Tarihi süreç içerisinde, TBMM pek çok önemli olaya tanıklık etti. Cumhuriyet'in ilanı, çok partili sisteme geçiş, Anayasa değişiklikleri gibi pek çok gelişme, meclisin gündeminde yer aldı. 1960 darbesi, 1980 darbesi ve 15 Temmuz 2016 darbe girişimi gibi kritik dönemlerde, TBMM, demokrasi ve hukukun üstünlüğü için mücadelesini sürdürmüştür. Bu olaylar, meclisimizin güçlü bir demokrasi kalesi olma özelliğini pekiştirmiştir.
105. yılında TBMM, sadece bir yasama organı değil, aynı zamanda toplumun her kesimini temsil eden, uluslararası platformlarda Türkiye’nin sesi olan bir yapı haline gelmiştir. Küresel meseleler, iklim değişikliği, insan hakları gibi konular meclis gündeminde önemli bir yer işgal etmekte. Meclis, Türkiye'nin uluslararası ilişkilerini güçlendirmek ve halkın taleplerine yanıt vermek amacıyla çeşitli komisyonlar ve çalışma grupları oluşturmaktadır.
Gelecek dönemde TBMM'nin nasıl bir yol haritası izleyeceği de merak konusudur. Teknolojinin gelişmesiyle birlikte dijitalleşmenin ön plana çıktığı günümüzde, TBMM’nin de bu dönüşüme ayak uydurması gerekecektir. Yapay zeka, veri analitiği gibi alanların yasama sürecinde nasıl entegre edileceği, parlamento demokrasisinin daha da güçlenmesine olanak sağlayabilir. Ayrıca, katılımcı demokrasinin teşvik edilmesi amacıyla vatandaşların meclisle olan etkileşimi artırılmalıdır. Bu bağlamda, TBMM’nin sosyal medya gibi platformları aktif bir şekilde kullanması ve halkla doğrudan iletişim kurması önemlidir.

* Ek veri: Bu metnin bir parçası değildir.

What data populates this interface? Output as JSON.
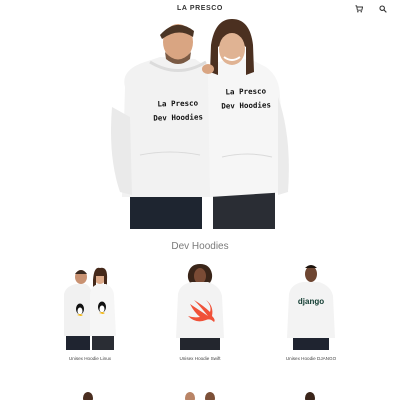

Sonuç olarak, TBMM’nin 105. yaşı, geçmişin başarılarını kutlarken, aynı zamanda geleceğe dair umutları, hedefleri ve sorumluluklarımızı hatırlatıyor. Meclisin, ulusun ve devletin varoluşu için nasıl bir özveriyle çalıştığını hatırlamak, demokrasimizin ne denli kıymetli olduğunu bir kez daha gözler önüne seriyor. TBMM, halkımızın iradesini yansıtan, özgürlük ve eşitlik mücadelesinin simgesi olmaya devam edecek.